AKP, CHP in bitter row over Turkey’s ‘politicized judiciary’

AKP, CHP in bitter row over Turkey’s ‘politicized judiciary’

ANKARA
The ruling and main opposition parties have locked horns in a fresh row after the latter blasted the abandonment of impartiality in Turkey’s justice system under government pressure and described the election watchdog as a “criminal gang.”

Republican People’s Party (CHP) head Kemal Kılıçdaroğlu slammed “dishonorable” judges “who issue verdicts according to the instructions of one man,” referring to President Recep Tayyip Erdoğan.

“A gang within the YSK [Supreme Election Board] has plotted a conspiracy. They have filed a criminal complaint about me just because I called them a gang. But they have indeed formed a gang in the YSK. If a group of people come together to commit a crime, they are called a gang. It is simple,” Kılıçdaroğlu said at his party’s group meeting on May 9. 

“A man who has buckled under the sovereign power cannot be called a judge. He is only called a dishonorable man,” he added.

The CHP has criticized the YSK for changing the rules during voting in the April 16 referendum, deciding to count unstamped ballot papers as valid even though the law does not allow it. 


Bozdağ responds to CHP head 

A response to Kılıçdaroğlu came swiftly from Justice Minister Bekir Bozdağ, who claimed his words amounted to a criminal offense.
  
“The CHP leader’s words about YSK members being a ‘gang’ of ‘conspirators’ who ‘sell their honor and pride’ and who ‘buckle under pressure’ amount to a clear criminal offense,” Bozdağ posted on his official Twitter account on May 9. 

“I condemn the CHP leader for his unjust, disrespectful, unethical and unlawful comments against the YSK members,” he added. 

“He thinks that if he attacks the YSK members in such a way he will be able to cover up his failure and solve his intra-party dispute. But he is wrong. Everybody in the CHP knows that the YSK fulfilled its duty and its members are honorable people,” Bozdağ added. 


Politicized judiciary

Kılıçdaroğlu also stated that CHP deputies have conducted investigations into recently appointed judges, finding that the vast majority are affiliated in some way with the AKP. Among the new judges appointed after the most recent entrance exam are candidates who stood for the AKP in the June 7, 2015 general election, as well as AKP provincial heads and women’s branch leaders.

“I’m calling out to the Supreme Board of Judges and Prosecutors: If you want to protect the prestige of the judiciary, and if you are doing an honorable job, you will not allow this to happen,” he said.

Kılıçdaroğlu also said the politicization of the judiciary is reflected in rulings concerning the release of terminally ill prisoners.

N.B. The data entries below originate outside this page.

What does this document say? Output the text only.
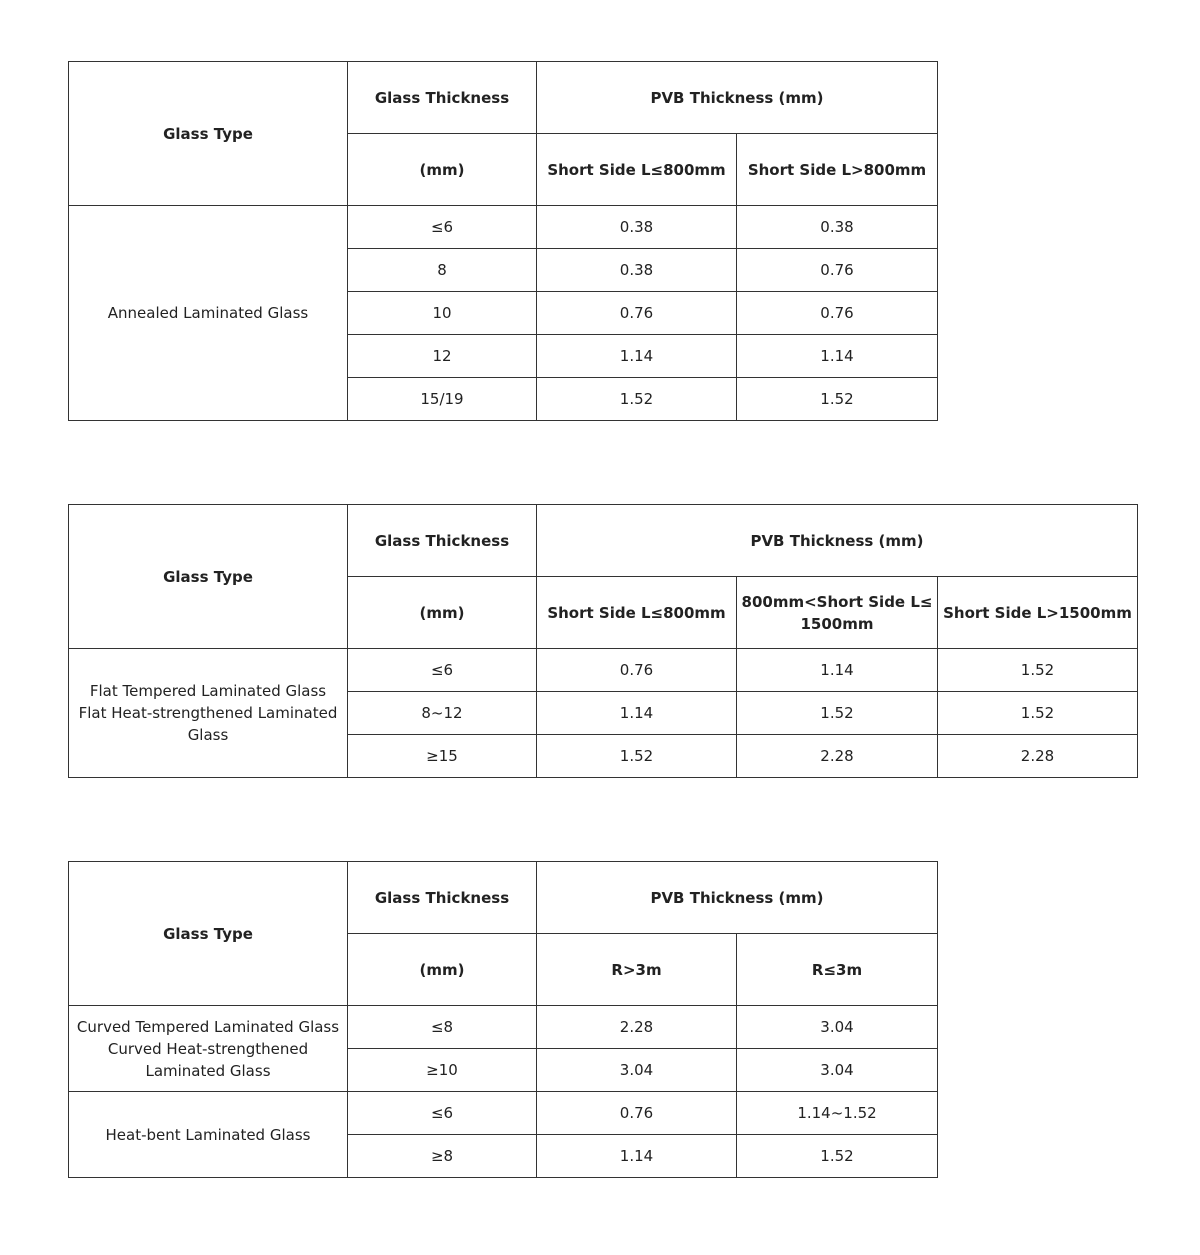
Glass Type	Glass Thickness	PVB Thickness (mm)	
	(mm)	Short Side L≤800mm	Short Side L>800mm
Annealed Laminated Glass	≤6	0.38	0.38
	8	0.38	0.76
	10	0.76	0.76
	12	1.14	1.14
	15/19	1.52	1.52
Glass Type	Glass Thickness	PVB Thickness (mm)		
	(mm)	Short Side L≤800mm	800mm<Short Side L≤
1500mm	Short Side L>1500mm
Flat Tempered Laminated Glass
Flat Heat-strengthened Laminated
Glass	≤6	0.76	1.14	1.52
	8~12	1.14	1.52	1.52
	≥15	1.52	2.28	2.28
Glass Type	Glass Thickness	PVB Thickness (mm)	
	(mm)	R>3m	R≤3m
Curved Tempered Laminated Glass
Curved Heat-strengthened
Laminated Glass	≤8	2.28	3.04
	≥10	3.04	3.04
Heat-bent Laminated Glass	≤6	0.76	1.14~1.52
	≥8	1.14	1.52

“Currently there are 841 terminally ill or permanently sick people in prison waiting to die. Why are they not released? In the past five years alone, some 451 people have died in prison because they were not released despite their sickness. Is this moral?” he said.

“If a judge makes decision based on the suspect’s identity and political history, then they cannot actually be a proper judge,” he added, giving examples of the prisoners who have either died or waiting for a release in Turkish prisons. 

Kılıçdaroğlu also noted that the government had put on hold the release of a report by the European Committee on Torture and Inhumane or Degrading Treatment or Punishment (CPT) in order to hide poor prison conditions.

The CHP head specifically referred to two dismissed educators, Nuriye Gülmen and Semih Özakça, who have been on hunger strike for 63 days, demanding to be given back their jobs.

“They have dismissed a lot of people from their jobs with decree laws. There are judges, prosecutors, and academics. Two of our young friends are now on a hunger strike. I am here saluting them with respect and love,” Kılıçdaroğlu said.

Gülmen and Özakça started a sit-in protest in November 2016 after they were dismissed by decree laws issued after the July 15 coup attempt. They subsequently started a hunger strike after being arrested by police for staging the protest.